1. Déclarer la SAS K-PERSPECTIVES et Monsieur [R] [D] recevables et bien fondés en leur incident,

2. Déclarer prescrite l’action en paiement de SAS ZIGO HOLDING à l’encontre de Monsieur [R] [D],

3. Condamner la SAS ZIGO HOLDING à verser à Monsieur [R] [D], une somme de 1.500,00 € au visa de l’article 700 du Code de procédure civile,

4. Condamner la SAS ZIGO HOLDING aux dépens de l’incident.”

La société K-perspectives et Monsieur [D] opposent à la société Zigo holding la prescription de son action en paiement à l’encontre de la caution sur le fondement de l’article 2224 du code civil. Ils exposent que :
– les fonds ont été remis à la société K-perspectives le 12 août 2016,
– le remboursement devait donc intervenir pour le 12 mars 2018 et la société Zigo holding avait donc jusqu’au 12 mars 2023 pour assigner la caution en paiement,
– la demanderesse a attendu le 1er août 2023 pour assigner Monsieur [D] en qualité de caution, or à cette date son obligation de remboursement – en supposant son engagement valable – était prescrite.

En réponse à l’argumentation adverse, les demandeurs à l’incident soutiennent que la société Zigo holding confond les obligations de couverture et de règlement et que la dette cautionnée étant exigible le 12 mars 2018, le créancier savait que la dette n’était pas remboursée et était donc en capacité d’exercer son action en paiement contre le débiteur principal et la caution. Ils ajoutent que les paiements effectués par le débiteur principal n’ont pas d’effet interruptif de la prescription de l’action contre la caution et que les courriels rédigés par Monsieur [D] n’ont pas d’effet interruptif de prescription, puisqu’il ne s’est pas exprimé en qualité de caution.

*

Dans ses conclusions d’incident n° 2 notifiées par voie électronique le 7 mai 2024, la société Zigo holding demande au juge de la mise en état de :

“Vu l’article 2224 du Code civil
Vu l’article 2246 du Code civil
Vu les jurisprudences citées

Rejetant toutes fins, moyens et conclusions contraires,

RECEVOIR la Société par actions simplifiée ZIGO HOLDING en ses conclusions et, l’y déclarant bien fondée ;

REJETER la demande d’injonction de produire la totalité des pièces visée formulée par la Société par actions simplifiée K/PERSPECTIVES et Monsieur [R] [D] et faite à la SAS ZIGO HOLDING,

REJETER la fin de non-recevoir formulée par la Société par actions simplifiée K/PERSPECTIVES et Monsieur [R] [D] tendant à déclarer l’action de la SAS ZIGO HOLDING prescrite,

CONDAMNER in solidum la Société par actions simplifiée K/PERSPECTIVES et Monsieur [R] [D] à 1.500 euros au titre de l’article 700 du Code de procédure civile,

CONDAMNER in solidum la Société par actions simplifiée K/PERSPECTIVES et Monsieur [R] [D] aux entiers dépens de l’incident.”

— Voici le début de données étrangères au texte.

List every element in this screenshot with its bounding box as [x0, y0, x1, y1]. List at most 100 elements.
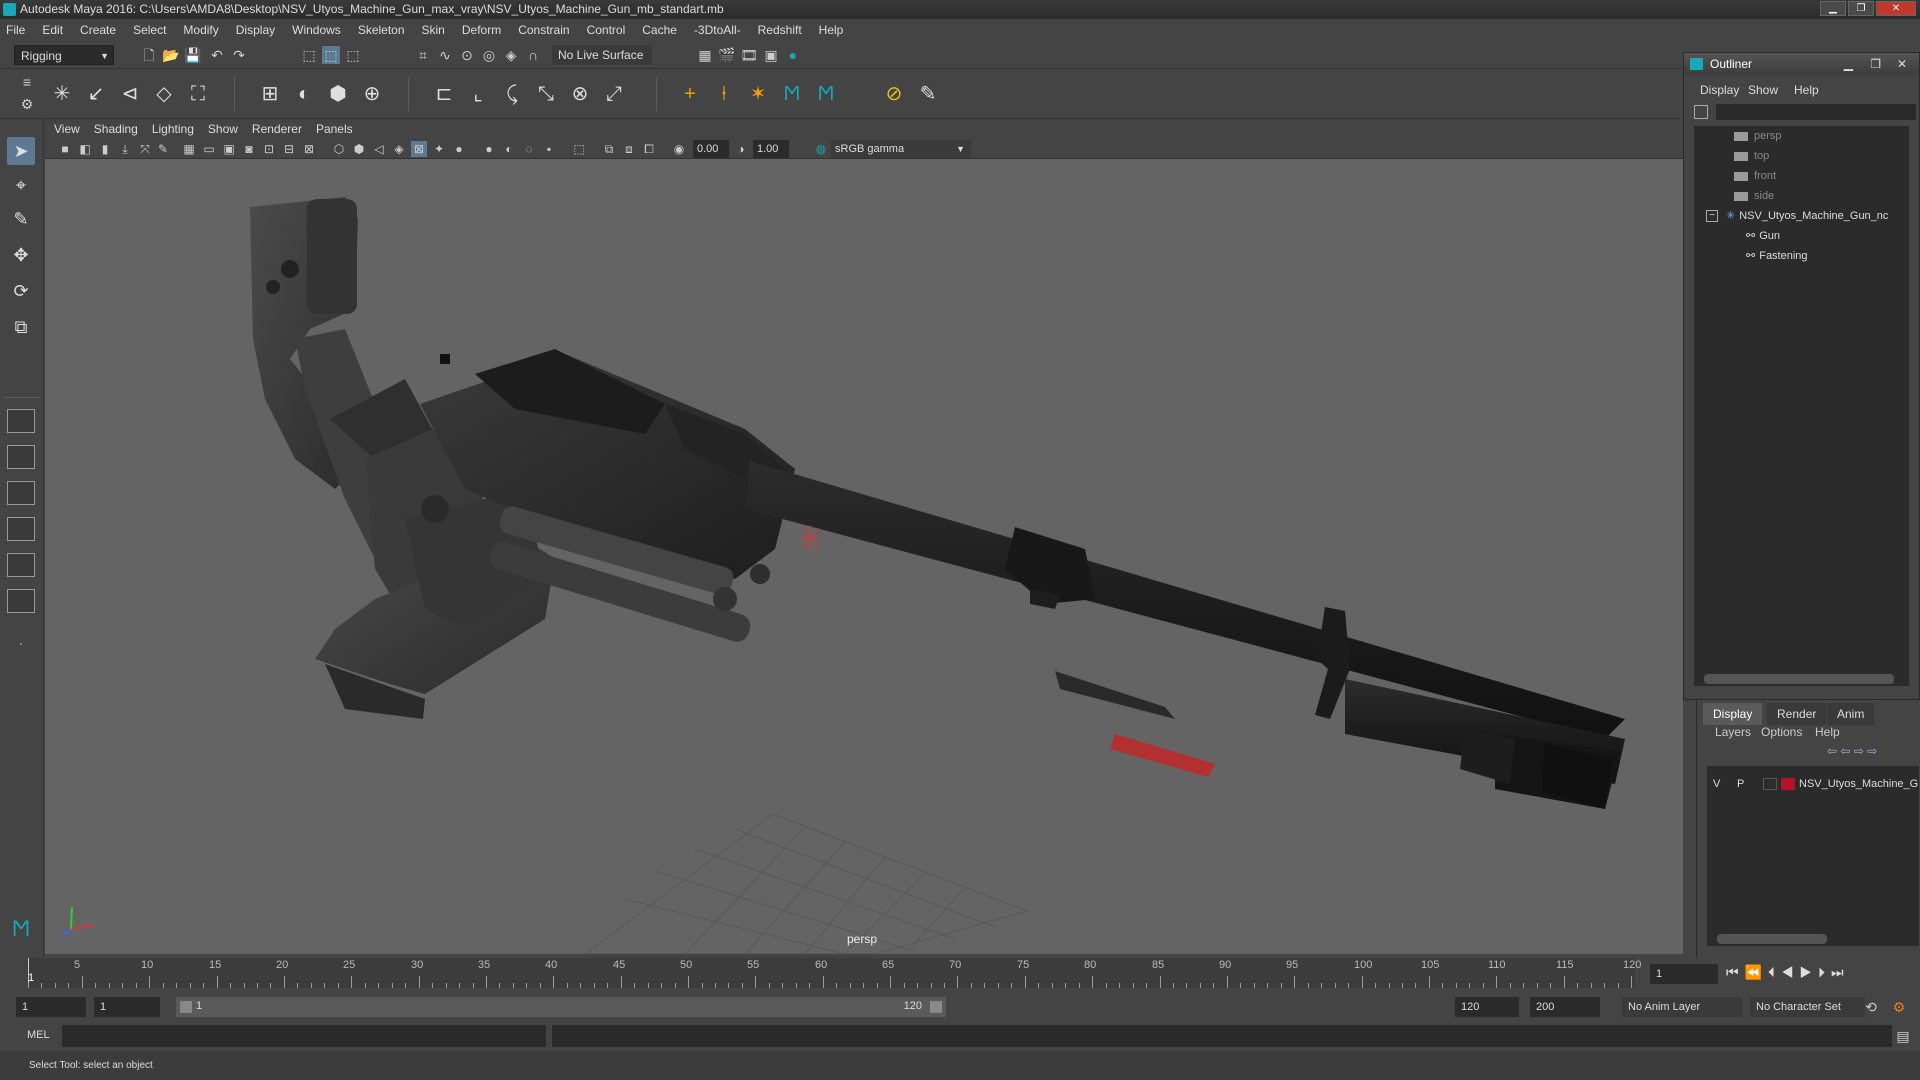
- field-chart-icon[interactable]: ⊡: [261, 141, 277, 157]
- xray-icon[interactable]: ⬚: [571, 141, 587, 157]
- wrap-deformer-icon[interactable]: ⊕: [358, 80, 386, 108]
- menu-constrain[interactable]: Constrain: [518, 23, 569, 37]
- parent-constraint-icon[interactable]: ⊏: [430, 80, 458, 108]
- hik-character-icon[interactable]: Ϻ: [812, 80, 840, 108]
- viewport-menu-panels[interactable]: Panels: [316, 122, 353, 136]
- open-scene-icon[interactable]: 📂: [162, 46, 180, 64]
- select-component-icon[interactable]: ⬚: [344, 46, 362, 64]
- resolution-gate-icon[interactable]: ▣: [221, 141, 237, 157]
- tab-anim[interactable]: Anim: [1827, 703, 1875, 725]
- grid-toggle-icon[interactable]: ▦: [181, 141, 197, 157]
- wireframe-icon[interactable]: ⬡: [331, 141, 347, 157]
- xray-components-icon[interactable]: ⧈: [621, 141, 637, 157]
- new-scene-icon[interactable]: 🗋: [140, 46, 158, 64]
- textured-icon[interactable]: ◈: [391, 141, 407, 157]
- snap-magnet-icon[interactable]: ∩: [524, 46, 542, 64]
- outliner-item-gun[interactable]: ⚯ Gun: [1746, 226, 1780, 246]
- render-current-icon[interactable]: 🎞: [740, 46, 758, 64]
- layer-type-toggle[interactable]: [1763, 778, 1777, 790]
- command-input[interactable]: [62, 1025, 546, 1047]
- viewport-menu-shading[interactable]: Shading: [94, 122, 138, 136]
- range-bar[interactable]: 1 120: [176, 997, 946, 1017]
- playback-start-field[interactable]: 1: [94, 997, 160, 1017]
- use-lights-icon[interactable]: ⊠: [411, 141, 427, 157]
- grease-pencil-icon[interactable]: ✎: [155, 141, 171, 157]
- snap-view-icon[interactable]: ◎: [480, 46, 498, 64]
- menu-deform[interactable]: Deform: [462, 23, 501, 37]
- two-d-pan-icon[interactable]: ⤧: [137, 141, 153, 157]
- new-layer-icon[interactable]: ⇨: [1854, 744, 1864, 758]
- auto-key-icon[interactable]: ⟲: [1862, 998, 1880, 1016]
- menu-edit[interactable]: Edit: [42, 23, 63, 37]
- rotate-tool-icon[interactable]: ⟳: [7, 277, 35, 305]
- layer-row[interactable]: V P NSV_Utyos_Machine_G: [1707, 774, 1919, 794]
- save-scene-icon[interactable]: 💾: [184, 46, 202, 64]
- viewport-menu-renderer[interactable]: Renderer: [252, 122, 302, 136]
- layer-scrollbar[interactable]: [1717, 934, 1827, 944]
- shadows-icon[interactable]: ✦: [431, 141, 447, 157]
- toolbox-more-icon[interactable]: ·: [7, 629, 35, 657]
- render-view-icon[interactable]: 🎬: [718, 46, 736, 64]
- animation-start-field[interactable]: 1: [16, 997, 86, 1017]
- camera-select-icon[interactable]: ■: [57, 141, 73, 157]
- menu-control[interactable]: Control: [587, 23, 626, 37]
- current-frame-field[interactable]: 1: [1650, 964, 1718, 984]
- lasso-tool-icon[interactable]: ⌖: [7, 171, 35, 199]
- depth-of-field-icon[interactable]: ◌: [521, 141, 537, 157]
- pole-vector-icon[interactable]: ⤢: [600, 80, 628, 108]
- layer-visibility-toggle[interactable]: V: [1713, 774, 1720, 794]
- outliner-layout-icon[interactable]: [7, 517, 35, 541]
- move-layer-down-icon[interactable]: ⇦: [1840, 744, 1850, 758]
- outliner-search-input[interactable]: [1716, 104, 1916, 120]
- minimize-button[interactable]: ▁: [1820, 1, 1846, 16]
- menu-help[interactable]: Help: [819, 23, 844, 37]
- locator-icon[interactable]: +: [676, 80, 704, 108]
- joint-tool-icon[interactable]: ✳: [48, 80, 76, 108]
- layer-menu-layers[interactable]: Layers: [1715, 725, 1751, 739]
- outliner-item-front[interactable]: front: [1734, 166, 1776, 186]
- aim-constraint-icon[interactable]: ⊗: [566, 80, 594, 108]
- range-end-handle[interactable]: [930, 1001, 942, 1013]
- go-to-end-icon[interactable]: ⏭: [1831, 964, 1850, 980]
- ik-handle-icon[interactable]: ↙: [82, 80, 110, 108]
- move-layer-up-icon[interactable]: ⇦: [1827, 744, 1837, 758]
- snap-surface-icon[interactable]: ◈: [502, 46, 520, 64]
- bind-skin-icon[interactable]: ⊞: [256, 80, 284, 108]
- step-back-frame-icon[interactable]: ⏴: [1768, 964, 1781, 980]
- select-object-icon[interactable]: ⬚: [322, 46, 340, 64]
- brush-tool-icon[interactable]: ✎: [914, 80, 942, 108]
- scale-tool-icon[interactable]: ⧉: [7, 313, 35, 341]
- menu-select[interactable]: Select: [133, 23, 166, 37]
- outliner-item-fastening[interactable]: ⚯ Fastening: [1746, 246, 1808, 266]
- motion-blur-icon[interactable]: ●: [481, 141, 497, 157]
- close-button[interactable]: ✕: [1876, 1, 1916, 16]
- menu-cache[interactable]: Cache: [642, 23, 677, 37]
- film-gate-icon[interactable]: ▭: [201, 141, 217, 157]
- shelf-menu-icon[interactable]: ≡: [18, 73, 36, 91]
- shelf-settings-icon[interactable]: ⚙: [18, 95, 36, 113]
- orient-constraint-icon[interactable]: ⤹: [498, 80, 526, 108]
- safe-action-icon[interactable]: ⊟: [281, 141, 297, 157]
- animation-end-field[interactable]: 200: [1530, 997, 1600, 1017]
- outliner-minimize-button[interactable]: ▁: [1844, 53, 1853, 75]
- point-constraint-icon[interactable]: ⌞: [464, 80, 492, 108]
- graph-layout-icon[interactable]: [7, 553, 35, 577]
- hypershade-icon[interactable]: ●: [784, 46, 802, 64]
- range-start-handle[interactable]: [180, 1001, 192, 1013]
- snap-curve-icon[interactable]: ∿: [436, 46, 454, 64]
- four-pane-layout-icon[interactable]: [7, 445, 35, 469]
- menu-windows[interactable]: Windows: [292, 23, 341, 37]
- menu-skin[interactable]: Skin: [422, 23, 445, 37]
- play-back-icon[interactable]: ◀: [1781, 964, 1800, 980]
- outliner-item-root[interactable]: − ✳ NSV_Utyos_Machine_Gun_nc: [1706, 206, 1888, 226]
- timeline-ruler[interactable]: 1 5 10 15 20 25 30 35 40 45 50 55 60 65 70 75 80 85 90 95 1…: [28, 958, 1641, 988]
- playback-end-field[interactable]: 120: [1455, 997, 1519, 1017]
- character-set-dropdown[interactable]: No Character Set: [1750, 997, 1865, 1017]
- render-settings-icon[interactable]: ▦: [696, 46, 714, 64]
- safe-title-icon[interactable]: ⊠: [301, 141, 317, 157]
- outliner-close-button[interactable]: ✕: [1897, 53, 1907, 75]
- menu-redshift[interactable]: Redshift: [758, 23, 802, 37]
- deform-paint-icon[interactable]: ⊘: [880, 80, 908, 108]
- wireframe-on-shaded-icon[interactable]: ◁: [371, 141, 387, 157]
- animation-preferences-icon[interactable]: ⚙: [1890, 998, 1908, 1016]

La société Zigo holding allègue principalement que :
– si la caution ne s’est engagée que pour une durée déterminée, le délai de prescription de l’action du créancier court à compter de la date d’expiration de l’engagement de la caution,
– l’acte de caution indique que l’engagement est à durée déterminée de deux ans à compter du 11 août 2016, soit une fin d’engagement au 11 août 2018,
– le délai de prescription à l’encontre de la caution est de cinq ans,
– la prescription était acquise au 11 août 2023 et non au 12 mars 2023,
– elle a assigné Monsieur [D] le 1er août 2023, alors qu’elle avait jusqu’au 11 août 2023 inclus pour le faire,
– son action n’est manifestement pas prescrite,
– en tout état de cause, les courriels qu’elle produit, par lesquels Monsieur [D] et la société K-perspectives ont reconnu leur dette, ont interrompu la prescription par application des articles 2240 et 2246 du code civil.

*

Par application de l’article 455 du code de procédure civile, il convient de se référer, pour l’exposé complet des moyens des parties, aux conclusions sus-visées.

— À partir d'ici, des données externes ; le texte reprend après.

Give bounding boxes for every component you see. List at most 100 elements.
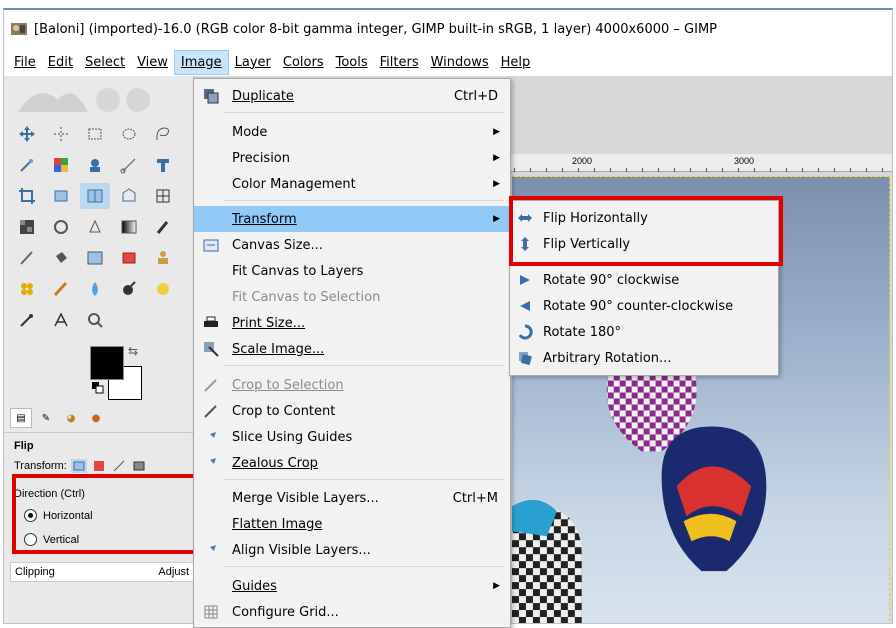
grid-icon bbox=[202, 603, 220, 621]
menu-separator bbox=[224, 112, 504, 113]
ellipse-select-icon[interactable] bbox=[114, 121, 144, 147]
plugin-icon bbox=[202, 428, 220, 446]
move-tool-icon[interactable] bbox=[12, 121, 42, 147]
menu-item-zealous-crop[interactable]: Zealous Crop bbox=[194, 450, 510, 476]
menu-item-mode[interactable]: Mode ▶ bbox=[194, 119, 510, 145]
color-picker-tool-icon[interactable] bbox=[148, 152, 178, 178]
menu-item-merge-visible[interactable]: Merge Visible Layers... Ctrl+M bbox=[194, 485, 510, 511]
smudge-tool-icon[interactable] bbox=[12, 245, 42, 271]
menu-separator bbox=[224, 479, 504, 480]
text-tool-icon[interactable] bbox=[148, 276, 178, 302]
ruler-label-3000: 3000 bbox=[734, 156, 755, 166]
swap-colors-icon[interactable]: ⇆ bbox=[128, 344, 138, 358]
ruler-tick bbox=[802, 168, 803, 172]
ruler-tick bbox=[530, 168, 531, 172]
layer-transform-icon[interactable] bbox=[70, 459, 87, 473]
crop-icon bbox=[202, 376, 220, 394]
dock-tabs: ▤ ✎ ◕ ● bbox=[10, 408, 110, 430]
menu-item-arbitrary-rotation[interactable]: Arbitrary Rotation... bbox=[510, 345, 778, 371]
menu-item-flatten[interactable]: Flatten Image bbox=[194, 511, 510, 537]
menu-file[interactable]: File bbox=[8, 51, 42, 74]
free-select-icon[interactable] bbox=[148, 121, 178, 147]
select-by-color-icon[interactable] bbox=[46, 152, 76, 178]
heal-tool-icon[interactable] bbox=[46, 214, 76, 240]
zoom-tool-icon[interactable] bbox=[80, 307, 110, 333]
menu-item-align-visible[interactable]: Align Visible Layers... bbox=[194, 537, 510, 563]
menu-item-scale-image[interactable]: Scale Image... bbox=[194, 336, 510, 362]
image-transform-icon[interactable] bbox=[131, 459, 147, 473]
fuzzy-select-icon[interactable] bbox=[12, 152, 42, 178]
menu-item-canvas-size[interactable]: Canvas Size... bbox=[194, 232, 510, 258]
ruler-tick bbox=[866, 168, 867, 172]
menu-windows[interactable]: Windows bbox=[425, 51, 495, 74]
stamp-tool-icon[interactable] bbox=[148, 245, 178, 271]
menu-colors[interactable]: Colors bbox=[277, 51, 330, 74]
eraser-tool-icon[interactable] bbox=[114, 245, 144, 271]
foreground-color[interactable] bbox=[90, 346, 124, 380]
scale-image-icon bbox=[202, 340, 220, 358]
ruler-tick bbox=[738, 168, 739, 172]
clipping-row[interactable]: Clipping Adjust bbox=[10, 562, 194, 582]
gradient-tool-icon[interactable] bbox=[114, 214, 144, 240]
tool-options-tab-icon[interactable]: ▤ bbox=[10, 408, 32, 428]
cage-transform-icon[interactable] bbox=[114, 183, 144, 209]
direction-annotation-box bbox=[12, 474, 198, 554]
menu-view[interactable]: View bbox=[131, 51, 174, 74]
rect-select-icon[interactable] bbox=[80, 121, 110, 147]
menu-select[interactable]: Select bbox=[79, 51, 131, 74]
menu-tools[interactable]: Tools bbox=[330, 51, 374, 74]
gradients-tab-icon[interactable]: ● bbox=[85, 408, 107, 428]
brushes-tab-icon[interactable]: ✎ bbox=[35, 408, 57, 428]
menu-item-rotate-90-cw[interactable]: Rotate 90° clockwise bbox=[510, 267, 778, 293]
airbrush-icon[interactable] bbox=[12, 276, 42, 302]
path-transform-icon[interactable] bbox=[111, 459, 127, 473]
duplicate-icon bbox=[202, 87, 220, 105]
clone-tool-icon[interactable] bbox=[80, 214, 110, 240]
menu-item-color-management[interactable]: Color Management ▶ bbox=[194, 171, 510, 197]
gimp-app-icon bbox=[11, 23, 27, 35]
ink-tool-icon[interactable] bbox=[46, 276, 76, 302]
crop-content-icon bbox=[202, 402, 220, 420]
menu-item-rotate-90-ccw[interactable]: Rotate 90° counter-clockwise bbox=[510, 293, 778, 319]
rotate-cw-icon bbox=[516, 271, 534, 289]
menu-help[interactable]: Help bbox=[495, 51, 537, 74]
warp-transform-icon[interactable] bbox=[148, 183, 178, 209]
wilber-banner-icon bbox=[18, 88, 150, 112]
menu-item-slice-guides[interactable]: Slice Using Guides bbox=[194, 424, 510, 450]
menu-separator bbox=[224, 200, 504, 201]
measure-tool-icon[interactable] bbox=[46, 307, 76, 333]
printer-icon bbox=[202, 314, 220, 332]
pattern-icon[interactable] bbox=[12, 214, 42, 240]
bucket-fill-icon[interactable] bbox=[46, 245, 76, 271]
menu-item-guides[interactable]: Guides ▶ bbox=[194, 573, 510, 599]
menu-item-crop-content[interactable]: Crop to Content bbox=[194, 398, 510, 424]
menu-edit[interactable]: Edit bbox=[42, 51, 79, 74]
menu-item-print-size[interactable]: Print Size... bbox=[194, 310, 510, 336]
crop-tool-icon[interactable] bbox=[12, 183, 42, 209]
blend-icon[interactable] bbox=[80, 245, 110, 271]
menu-layer[interactable]: Layer bbox=[229, 51, 277, 74]
burn-tool-icon[interactable] bbox=[114, 276, 144, 302]
menu-item-fit-canvas-layers[interactable]: Fit Canvas to Layers bbox=[194, 258, 510, 284]
menu-filters[interactable]: Filters bbox=[374, 51, 425, 74]
flip-tool-icon[interactable] bbox=[80, 182, 110, 209]
menu-image[interactable]: Image bbox=[173, 49, 229, 75]
patterns-tab-icon[interactable]: ◕ bbox=[60, 408, 82, 428]
menu-separator bbox=[224, 566, 504, 567]
menu-item-precision[interactable]: Precision ▶ bbox=[194, 145, 510, 171]
menu-item-duplicate[interactable]: Duplicate Ctrl+D bbox=[194, 83, 510, 109]
menu-item-configure-grid[interactable]: Configure Grid... bbox=[194, 599, 510, 625]
align-tool-icon[interactable] bbox=[46, 121, 76, 147]
paths-tool-icon[interactable] bbox=[114, 152, 144, 178]
eyedropper-icon[interactable] bbox=[12, 307, 42, 333]
foreground-select-icon[interactable] bbox=[80, 152, 110, 178]
ruler-tick bbox=[690, 168, 691, 172]
menu-item-rotate-180[interactable]: Rotate 180° bbox=[510, 319, 778, 345]
menu-item-transform[interactable]: Transform ▶ bbox=[194, 206, 510, 232]
ruler-tick bbox=[818, 168, 819, 172]
paintbrush-tool-icon[interactable] bbox=[148, 214, 178, 240]
dodge-burn-icon[interactable] bbox=[80, 276, 110, 302]
selection-transform-icon[interactable] bbox=[91, 459, 107, 473]
unified-transform-icon[interactable] bbox=[46, 183, 76, 209]
reset-colors-icon[interactable] bbox=[92, 382, 104, 394]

A l’audience du 5 septembre 2024, la décision a été mise en délibéré au 10 octobre 2024.

MOTIFS

1 – Sur la fin de non-recevoir opposée à l’action en paiement contre la caution :

Aux termes de l’article 2224 du code civil, “Les actions personnelles ou mobilières se prescrivent par cinq ans à compter du jour où le titulaire d’un droit a connu ou aurait dû connaître les faits lui permettant de l’exercer.”

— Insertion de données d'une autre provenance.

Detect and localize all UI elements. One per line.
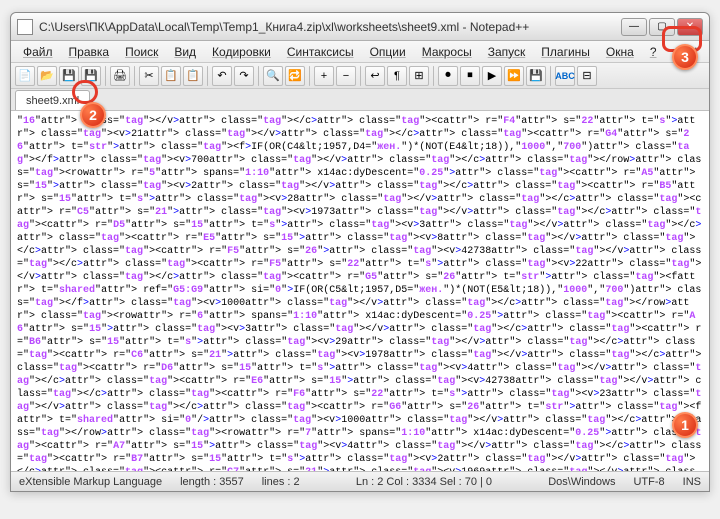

En l’espèce, Monsieur [D] s’est porté caution solidaire du remboursement de l’emprunt obligataire souscrit par la société K-perspectives auprès de la société Zigo holding, par acte du 11 août 2016 pour une durée de deux années expirant le 11 août 2018.

Le créancier disposait d’un délai de cinq années expirant le 10 août 2023 à minuit pour agir à l’encontre de la caution.

Toutefois, par courriels des 24 janvier 2019 et 10 juillet 2019, la société K-perspectives a expressément reconnu devoir rembourser sa dette à l’égard de la société Zigo holding.

Ces reconnaissances par le débiteur principal du droit de celui contre lequel il prescrivait ont interrompu le délai de prescription à l’encontre de la caution, par application de l’article 2246 du code civil.

Par suite, l’action en paiement intentée par la société Zigo holding à l’encontre de Monsieur [D] en sa qualité de caution par acte de commissaire de justice délivré le 11 août 2023 n’est pas prescrite.

La fin de non-recevoir tirée de la prescription sera rejetée et l’action déclarée recevable.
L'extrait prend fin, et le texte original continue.